Barton Springs Pool, the Barton Creek greenbelt, Lady Bird Lake and parts of Lake Austin and the Colorado River were all closed by the Austin Fire Department due to dangerous conditions. The closure began at noon on Tuesday and is effective for 48 hours.
“These conditions have created high and swift waters, which combined with debris, has made recreational, commercial and navigational use of all waterways including all creeks within the City of Austin unsafe,” interim AFD Chief Thomas Dodds said in a statement.
According to ATX Floods, more than 200 low water crossings throughout Central Texas had closed on Tuesday.
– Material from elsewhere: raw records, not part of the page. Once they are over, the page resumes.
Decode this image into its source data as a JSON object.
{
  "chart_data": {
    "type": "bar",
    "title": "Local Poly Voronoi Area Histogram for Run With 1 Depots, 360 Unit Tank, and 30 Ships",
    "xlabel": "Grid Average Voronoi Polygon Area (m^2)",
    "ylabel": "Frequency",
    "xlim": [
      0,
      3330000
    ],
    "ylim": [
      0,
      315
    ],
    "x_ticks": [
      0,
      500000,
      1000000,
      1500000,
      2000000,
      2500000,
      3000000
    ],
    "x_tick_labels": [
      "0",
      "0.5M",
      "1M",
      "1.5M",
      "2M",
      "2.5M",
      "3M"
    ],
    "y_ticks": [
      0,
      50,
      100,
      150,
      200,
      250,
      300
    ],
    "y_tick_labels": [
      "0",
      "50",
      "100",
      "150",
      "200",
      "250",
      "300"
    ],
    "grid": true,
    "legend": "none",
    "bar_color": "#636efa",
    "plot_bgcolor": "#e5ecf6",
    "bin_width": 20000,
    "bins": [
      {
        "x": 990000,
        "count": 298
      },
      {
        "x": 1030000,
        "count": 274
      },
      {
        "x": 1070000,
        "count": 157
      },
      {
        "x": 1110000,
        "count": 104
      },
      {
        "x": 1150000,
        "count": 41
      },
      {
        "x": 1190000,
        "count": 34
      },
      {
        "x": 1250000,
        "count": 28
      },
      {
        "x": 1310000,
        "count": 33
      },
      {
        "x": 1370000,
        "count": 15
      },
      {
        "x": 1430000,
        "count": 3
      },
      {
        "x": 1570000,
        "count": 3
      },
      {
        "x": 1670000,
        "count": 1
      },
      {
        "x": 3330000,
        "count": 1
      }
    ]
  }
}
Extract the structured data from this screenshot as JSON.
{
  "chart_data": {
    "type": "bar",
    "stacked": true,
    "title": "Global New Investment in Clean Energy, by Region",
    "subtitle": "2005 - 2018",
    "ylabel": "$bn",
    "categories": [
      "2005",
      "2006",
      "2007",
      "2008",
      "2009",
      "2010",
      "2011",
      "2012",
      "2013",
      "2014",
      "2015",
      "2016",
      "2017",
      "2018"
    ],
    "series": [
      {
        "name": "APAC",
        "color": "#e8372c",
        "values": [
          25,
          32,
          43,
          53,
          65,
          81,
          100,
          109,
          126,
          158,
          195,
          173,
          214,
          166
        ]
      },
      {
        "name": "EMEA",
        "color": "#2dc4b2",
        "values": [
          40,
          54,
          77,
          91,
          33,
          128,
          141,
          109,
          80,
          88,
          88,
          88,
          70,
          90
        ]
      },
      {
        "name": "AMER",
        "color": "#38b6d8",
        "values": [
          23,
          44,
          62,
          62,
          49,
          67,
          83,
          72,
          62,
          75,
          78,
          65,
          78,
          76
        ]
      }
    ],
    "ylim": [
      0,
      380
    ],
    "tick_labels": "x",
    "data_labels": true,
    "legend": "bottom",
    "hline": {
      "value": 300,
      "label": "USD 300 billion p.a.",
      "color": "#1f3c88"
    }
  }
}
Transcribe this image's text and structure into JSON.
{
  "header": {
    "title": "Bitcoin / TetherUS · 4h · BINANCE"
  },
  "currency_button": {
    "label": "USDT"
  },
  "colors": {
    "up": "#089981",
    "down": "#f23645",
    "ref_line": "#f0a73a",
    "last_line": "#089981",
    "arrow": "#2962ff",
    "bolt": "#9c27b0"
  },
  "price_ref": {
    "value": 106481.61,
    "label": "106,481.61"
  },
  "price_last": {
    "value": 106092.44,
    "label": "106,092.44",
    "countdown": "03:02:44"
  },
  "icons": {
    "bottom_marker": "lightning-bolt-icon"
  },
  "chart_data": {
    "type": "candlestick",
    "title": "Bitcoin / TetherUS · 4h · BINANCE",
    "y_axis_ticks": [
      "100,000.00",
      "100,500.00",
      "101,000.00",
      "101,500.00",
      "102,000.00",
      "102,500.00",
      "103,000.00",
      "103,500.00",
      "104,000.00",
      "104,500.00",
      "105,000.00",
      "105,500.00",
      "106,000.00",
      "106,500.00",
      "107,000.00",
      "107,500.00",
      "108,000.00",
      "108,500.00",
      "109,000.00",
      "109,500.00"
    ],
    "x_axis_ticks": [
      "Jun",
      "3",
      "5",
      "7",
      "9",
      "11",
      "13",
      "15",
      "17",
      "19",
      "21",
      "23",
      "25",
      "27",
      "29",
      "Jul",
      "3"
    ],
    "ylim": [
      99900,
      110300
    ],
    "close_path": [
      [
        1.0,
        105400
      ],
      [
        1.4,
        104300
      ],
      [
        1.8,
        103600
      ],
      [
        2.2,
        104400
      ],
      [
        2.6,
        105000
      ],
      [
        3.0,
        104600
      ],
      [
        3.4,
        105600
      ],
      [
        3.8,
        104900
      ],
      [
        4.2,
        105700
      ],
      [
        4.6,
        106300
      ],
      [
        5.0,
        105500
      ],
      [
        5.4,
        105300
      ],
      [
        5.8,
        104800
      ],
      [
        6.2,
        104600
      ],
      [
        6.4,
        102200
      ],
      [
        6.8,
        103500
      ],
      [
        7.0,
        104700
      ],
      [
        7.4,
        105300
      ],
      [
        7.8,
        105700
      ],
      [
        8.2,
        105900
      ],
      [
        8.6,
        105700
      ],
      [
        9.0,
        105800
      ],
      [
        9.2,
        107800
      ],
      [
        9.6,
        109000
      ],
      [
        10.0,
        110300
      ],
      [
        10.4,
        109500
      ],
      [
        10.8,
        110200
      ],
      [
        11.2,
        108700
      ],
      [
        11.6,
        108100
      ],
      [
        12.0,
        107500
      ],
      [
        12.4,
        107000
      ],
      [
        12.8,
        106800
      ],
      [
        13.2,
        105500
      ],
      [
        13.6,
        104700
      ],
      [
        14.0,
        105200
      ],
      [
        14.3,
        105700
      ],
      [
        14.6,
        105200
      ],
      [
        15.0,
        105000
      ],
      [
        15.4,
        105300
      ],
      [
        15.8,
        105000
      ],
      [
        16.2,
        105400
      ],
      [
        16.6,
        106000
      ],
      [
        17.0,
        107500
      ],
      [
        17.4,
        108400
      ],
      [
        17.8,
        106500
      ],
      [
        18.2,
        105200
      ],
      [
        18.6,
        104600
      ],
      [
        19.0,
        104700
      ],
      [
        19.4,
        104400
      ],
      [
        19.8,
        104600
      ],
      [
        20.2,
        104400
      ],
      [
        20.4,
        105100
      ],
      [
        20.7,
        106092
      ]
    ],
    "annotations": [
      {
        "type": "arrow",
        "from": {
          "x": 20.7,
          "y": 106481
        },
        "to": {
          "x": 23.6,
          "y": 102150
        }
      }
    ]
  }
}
Paul Yura, warning coordination meteorologist with the National Weather Service, said although the most serious rainfall is happening west of Austin, the increased rainfall in central Austin is still causing low water crossings to flood.
“Even though the biggest threat is still over those areas out there by Llano and Fredericksburg, there still needs to be caution especially across the Austin area … because of the how saturated the ground is,” Yura said. “At this point, 1 to 3 inches of rain could cause significant problems across much of the area.”
More than 10 inches of rain also flooded the Llano River near areas west of Austin, including in Kingsland, Fredericksburg and Marble Falls. David Maidment, a civil engineering professor at UT, said the flooding in these areas had not been this high for decades.
“We don’t have as much of a serious flooding situation in central Austin (compared to west of Austin),” Maidment said. “While people still need to stay alert, conditions are much more stable here. But people near the flooding need to immediately shelter in place and stay inside.”
While Austin only experienced 1 to 2 inches of rain on Tuesday, Yura said Austin drivers should still use extreme caution while driving or avoid driving altogether because of dangerous roads.
“If you don’t have to be outside and driving in Austin, do not drive — not only for the rest of the day but over the next several days,” Yura said. “If you can postpone your travel plans, postpone them. Stay off the roads as best you can because there are going to be a lot of flooded roads.”